FCC Chair Looks To Reinstate Net Neutrality

The chairwoman of the Federal Communications Commission said Tuesday that she will be proposing an initiative that would reinstate rules for net neutrality that former President Donald Trump repealed during his time in the White House.

The proposal from Jessica Rosenworcel would ban broadband providers – such as Verizon, Comcast and AT&T – from either blocking or slowing down internet traffic to certain websites while speeding up the access to websites that pay them to do so.

Internet providers would also be barred from “unreasonably interfering or unreasonably disadvantaging consumers from going where they want and doing what they want on the internet,” she said.
Rules for net neutrality were first approved by the FCC in 2015, when former President Barack Obama was in office.

Rosenworcel said that there’s a need for them to return, as people have increasingly relied on the internet to power multiple aspects of their lives. This really came to the forefront, she said, during the COVID-19 pandemic.

Speaking with the National Press Club this week, Rosenworcel said:

“[The pandemic] made crystal clear that broadband is no longer just nice to have. It’s a need-to-have for everyone, everywhere. It’s not a luxury; it’s a necessity. It is essential infrastructure for modern life.

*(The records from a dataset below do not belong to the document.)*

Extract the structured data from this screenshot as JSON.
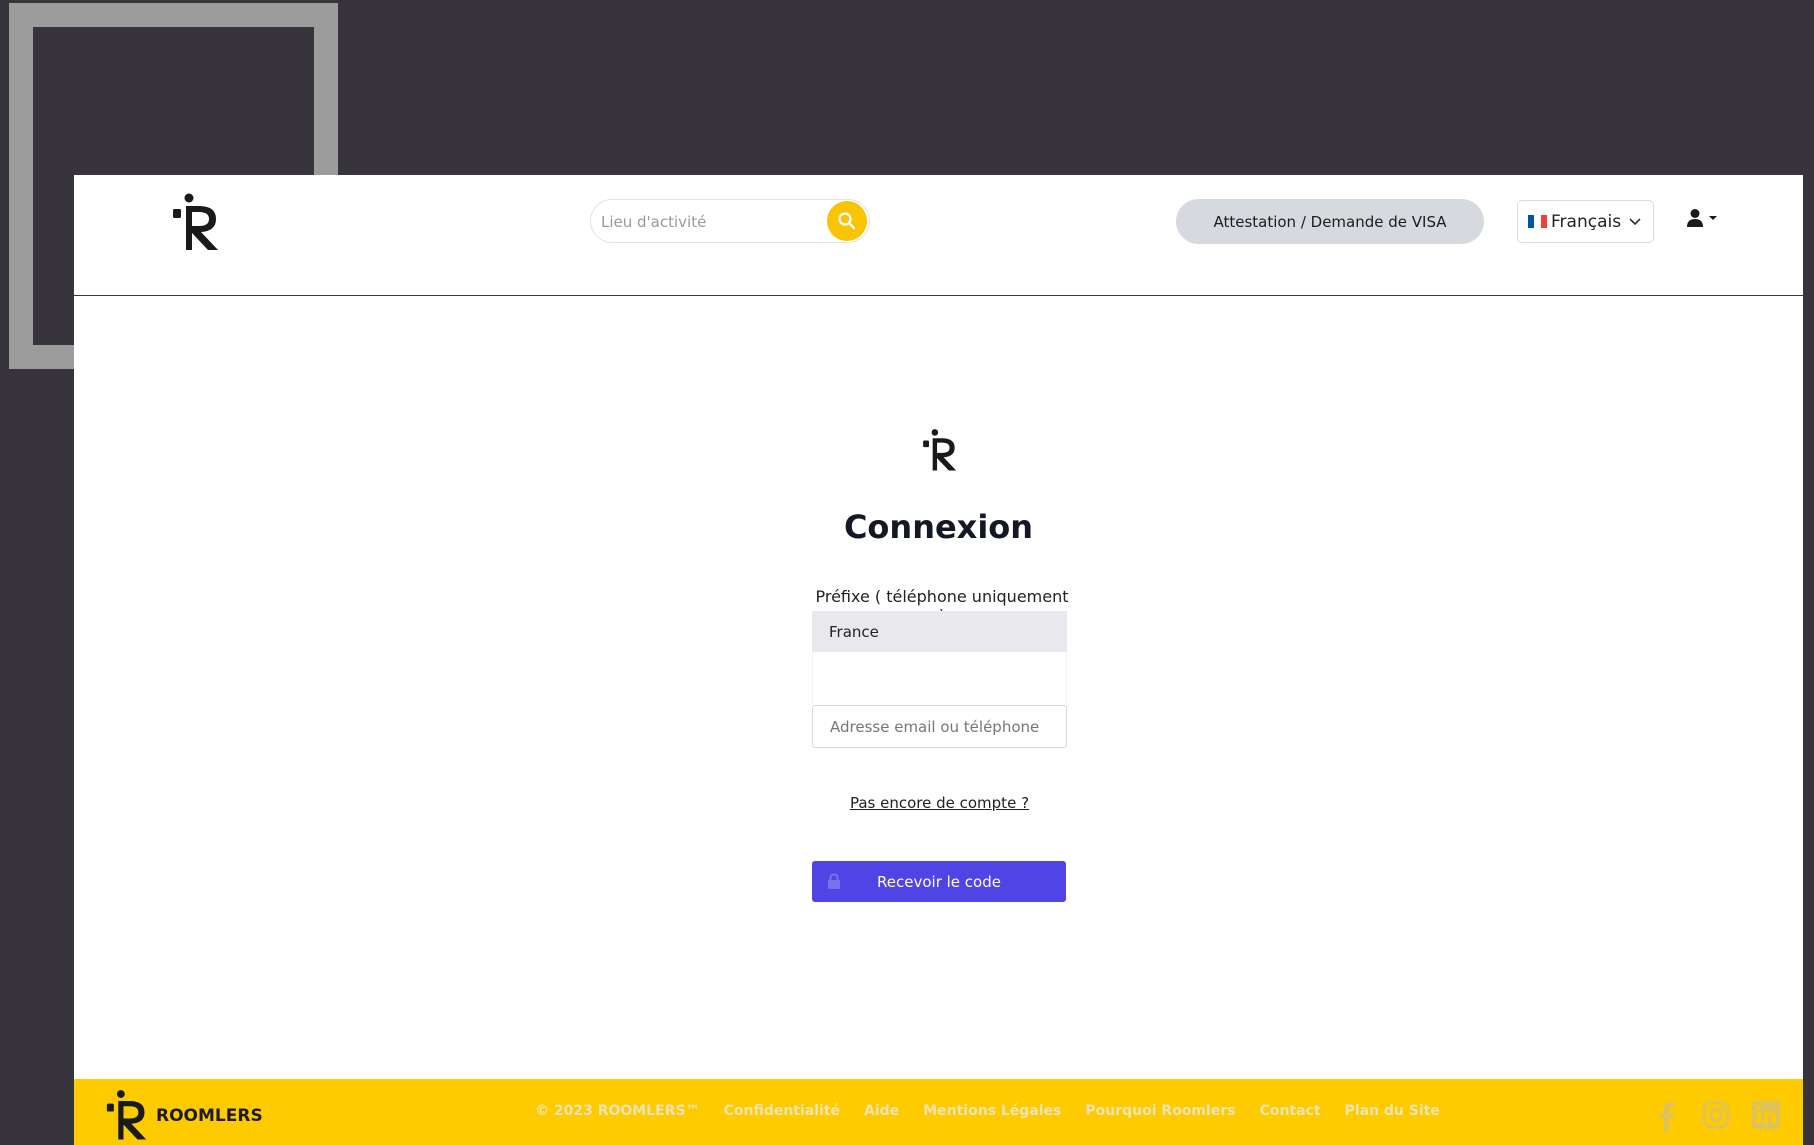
{
  "header": {
    "search": {
      "placeholder": "Lieu d'activité"
    },
    "visa_button": "Attestation / Demande de VISA",
    "language": {
      "selected": "Français",
      "flag": [
        "#0055a4",
        "#ffffff",
        "#ef4135"
      ]
    }
  },
  "login": {
    "title": "Connexion",
    "prefix_label": "Préfixe ( téléphone uniquement )",
    "country_selected": "France",
    "email_placeholder": "Adresse email ou téléphone",
    "signup_link": "Pas encore de compte ?",
    "submit_label": "Recevoir le code"
  },
  "footer": {
    "brand": "ROOMLERS",
    "links": [
      "© 2023 ROOMLERS™",
      "Confidentialité",
      "Aide",
      "Mentions Légales",
      "Pourquoi Roomlers",
      "Contact",
      "Plan du Site"
    ],
    "social": [
      "facebook-icon",
      "instagram-icon",
      "linkedin-icon"
    ]
  },
  "colors": {
    "accent_yellow": "#fecb00",
    "primary_button": "#5044e5",
    "backdrop": "#37343b",
    "footer_link": "#ede3b8"
  }
}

“No one without it has a fair shot at 21st-century success. We need broadband to reach 100% of us, and we need it to be fast, open and fair.”

The announcement from Rosenworcel comes not long following the Senate’s confirmation of Anna Gomez for the FCC board. Gomez, who was sworn into her new position on Monday, fills the fifth spot on the commission, which breaks the deadlock that existed with two Democratic and two Republican commissioners.

The FCC chairwoman said she’d release the full text of her proposal to reinstate net neutrality rules sometime this week. Her plan is to bring it before the full FCC for a vote sometime in the middle of October. If it passes, then it would start the rulemaking process in the agency.

The rules that she is proposing, she said, fall in line with what were approved under the Obama administration. Those didn’t last long, though, as they were rolled back pretty significantly when the GOP took control of the FCC in 2017.

As Rosenworcel said this week:

“I believe this repeal of net neutrality put the FCC on the wrong side of history, the wrong side of the law and the wrong side of the American public. It was not good then, and it makes even less sense now.”

Since the net neutrality rules were repealed a few years ago, multiple internet service providers have been found to be limiting speed or access to certain sites. Comcast, for example, was found to be limiting the quality of videos for subscribers of every mobile plan it offers, unless customers fork over extra money.

Other telecom companies have been found to slow down traffic from certain popular streaming apps such as Netflix and YouTube.